Он пытливо посмотрел ей в глаза, как будто желая проникнуть в самую душу.

Екатерина выдержала его взгляд и не отвела своего взора. Она чувствовала, что этот момент является решающим и должен отразиться на всем ее будущем, и уверенность в этом давала ей особенную энергию и твердость.

Теперь она была уже не робкой, дрожащей девушкой, но решительной, смелой женщиной, готовой бороться с судьбой за свое величие и блеск.

– Любишь ли ты меня, Кэт? – переспросил ее король, и его высокое чело слегка омрачилось.

– Не знаю! – ответила Екатерина с улыбкой, очаровавшей короля, так как в ней было столько пленительной кокетливой грации, столько задорной стыдливости!

– Ты не знаешь этого? – с удивлением повторил Генрих. – Ну, клянусь Божьей Матерью, первый раз в моей жизни женщина решается дать мне подобный ответ! Ты – храбрая женщина, Кэт, и я хвалю тебя, что ты решаешься ответить мне таким образом. Я люблю храбрость, так как редко встречаю ее в других. Ведь все дрожат предо мной, Кэт, все! Все знают, что я не отступлю пред кровопролитием и что в твердом сознании королевской власти и долга я так же спокойно подпишу смертный приговор, как и любовное письмо.

– О, вы – великий король! – пробормотала Екатерина.

Генрих не обратил внимания на ее слова.
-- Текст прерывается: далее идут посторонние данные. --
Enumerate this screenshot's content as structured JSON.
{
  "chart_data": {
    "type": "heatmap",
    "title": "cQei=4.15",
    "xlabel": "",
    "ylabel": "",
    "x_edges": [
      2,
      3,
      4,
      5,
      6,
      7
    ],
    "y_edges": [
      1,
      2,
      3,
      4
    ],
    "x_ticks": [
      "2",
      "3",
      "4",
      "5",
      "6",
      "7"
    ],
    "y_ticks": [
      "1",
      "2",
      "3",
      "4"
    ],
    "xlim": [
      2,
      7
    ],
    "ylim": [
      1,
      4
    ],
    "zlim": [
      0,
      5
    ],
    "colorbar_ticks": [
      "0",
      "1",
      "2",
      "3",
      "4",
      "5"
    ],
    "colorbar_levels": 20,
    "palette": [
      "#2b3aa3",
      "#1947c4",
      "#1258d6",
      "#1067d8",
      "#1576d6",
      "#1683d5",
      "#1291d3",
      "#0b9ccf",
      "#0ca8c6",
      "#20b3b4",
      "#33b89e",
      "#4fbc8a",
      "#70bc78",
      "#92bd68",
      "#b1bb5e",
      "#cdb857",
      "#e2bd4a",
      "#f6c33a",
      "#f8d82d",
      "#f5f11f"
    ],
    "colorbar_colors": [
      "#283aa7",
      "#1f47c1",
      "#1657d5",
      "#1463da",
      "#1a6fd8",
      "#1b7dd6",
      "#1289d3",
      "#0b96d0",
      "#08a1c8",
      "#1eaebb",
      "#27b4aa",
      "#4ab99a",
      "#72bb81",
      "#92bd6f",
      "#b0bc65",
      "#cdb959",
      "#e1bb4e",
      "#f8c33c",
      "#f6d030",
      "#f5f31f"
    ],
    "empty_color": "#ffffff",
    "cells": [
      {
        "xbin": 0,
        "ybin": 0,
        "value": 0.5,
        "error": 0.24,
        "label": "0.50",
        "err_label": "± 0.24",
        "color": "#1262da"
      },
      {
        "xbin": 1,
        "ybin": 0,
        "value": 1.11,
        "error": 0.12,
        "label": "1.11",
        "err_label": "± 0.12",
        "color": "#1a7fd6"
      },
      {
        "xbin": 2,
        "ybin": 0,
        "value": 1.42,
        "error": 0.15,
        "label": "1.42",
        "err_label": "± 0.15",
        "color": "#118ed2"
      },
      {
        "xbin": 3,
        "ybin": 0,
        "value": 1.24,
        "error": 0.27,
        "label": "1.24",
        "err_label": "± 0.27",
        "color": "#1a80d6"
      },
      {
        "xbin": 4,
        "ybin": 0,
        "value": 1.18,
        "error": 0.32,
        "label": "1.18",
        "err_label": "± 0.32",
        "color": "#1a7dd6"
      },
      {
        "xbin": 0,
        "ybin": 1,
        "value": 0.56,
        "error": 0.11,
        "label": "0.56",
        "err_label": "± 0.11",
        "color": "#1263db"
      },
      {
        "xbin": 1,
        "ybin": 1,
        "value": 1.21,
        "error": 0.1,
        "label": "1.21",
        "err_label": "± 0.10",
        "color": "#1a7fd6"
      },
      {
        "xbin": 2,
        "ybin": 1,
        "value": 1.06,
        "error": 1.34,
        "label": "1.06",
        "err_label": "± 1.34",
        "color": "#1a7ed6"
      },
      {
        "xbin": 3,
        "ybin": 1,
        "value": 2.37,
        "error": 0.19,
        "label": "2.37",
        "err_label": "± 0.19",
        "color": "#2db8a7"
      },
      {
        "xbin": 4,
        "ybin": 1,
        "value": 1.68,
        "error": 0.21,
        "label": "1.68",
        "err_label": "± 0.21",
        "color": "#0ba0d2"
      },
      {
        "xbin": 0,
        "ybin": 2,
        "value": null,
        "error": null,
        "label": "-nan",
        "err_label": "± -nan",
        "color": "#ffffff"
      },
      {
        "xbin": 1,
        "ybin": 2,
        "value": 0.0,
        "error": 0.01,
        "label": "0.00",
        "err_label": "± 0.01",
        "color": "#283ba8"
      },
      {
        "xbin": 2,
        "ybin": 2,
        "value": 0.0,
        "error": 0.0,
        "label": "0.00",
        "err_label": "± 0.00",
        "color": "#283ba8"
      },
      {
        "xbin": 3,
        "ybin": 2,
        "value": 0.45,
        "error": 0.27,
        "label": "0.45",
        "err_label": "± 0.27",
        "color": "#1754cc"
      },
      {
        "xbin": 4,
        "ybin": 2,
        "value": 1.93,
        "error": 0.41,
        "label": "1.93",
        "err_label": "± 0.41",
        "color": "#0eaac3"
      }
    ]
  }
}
Он углубился в самосозерцание, которому отдавался с удовольствием, непрестанно утверждаясь в своем величии и великолепии.

– Да, – продолжал он, и его глаза, бывшие, несмотря на ожирение, очень большими, засветились ярким пламенем. – Да, все дрожат предо мной, потому что знают меня за строгого и справедливого короля, не щадящего своей собственной крови, когда дело идет о том, чтобы карать и предупреждать преступления и наказывать преступника, не разбирая того, насколько близко стоит он к королевскому трону. Поэтому берегись, Кэт, берегись! Ты видишь во мне Божьего мстителя, судью людей! Короли носят пурпур не потому, что он красив и ярок, а потому, что он красен, как кровь, и потому, что предвечное право королей – проливать кровь преступных подданных, чтобы человеческие прегрешения не оставались неотмщенными. Только так понимаю я свою власть, и так я буду проводить ее вплоть до конца своих дней. Не правом миловать, а правом карать отличаются властители от других, более низко стоящих людей. На устах короля должен вечно дрожать Божий гром, и словно молния должен низвергаться гнев короля на главу виновного.

– Но ведь Господь – не только Бог гнева, но и Бог сострадания и прощения, – сказала Екатерина, стыдливо и застенчиво опуская голову на плечо короля.

– В том-то и заключается преимущество Бога пред королями, что Он может давать место жалости и милосердию там, где мы, короли, можем только карать и казнить. Ведь должно же быть нечто, что делает Бога более великим и мощным, чем короли! Но что я вижу, Кэт? Ты дрожишь, и на твоем милом личике исчезла ласковая улыбка? О, не бойся меня, Кэт! Будь всегда правдива со мной, тогда я постоянно буду любить тебя и ты будешь в полной безопасности. А теперь, Кэт, объясни, как это ты не знаешь, любишь меня или нет?

– Я не знаю этого, ваше величество. Да и как мне знать и называть каким-либо именем то, что совершенно мне незнакомо?

– Так ты никогда не любила, Кэт? – спросил король с выражением радости.

– Никогда! Отец обращался со мной очень дурно, и я не могла чувствовать к нему ничего, кроме ужаса и страха!

– А супруга, Кэт? Того человека, который был моим предшественником в обладании тобою, разве ты не любила?

– Супруг? – раздумчиво спросила она. – Правда, отец продал меня лорду Невиллю, и, когда священник соединил наши руки, люди стали называть меня его женой. Но он отлично знал, что я не любила его, да ему этого и не нужно было. Ему нужна была не женщина, а сиделка. Лорд дал мне свое имя, как его дает отец своей дочери, и я была для него только дочерью, верной, послушной дочерью, которая с радостью исполняла все свои обязанности и ухаживала за ним вплоть до самой его смерти.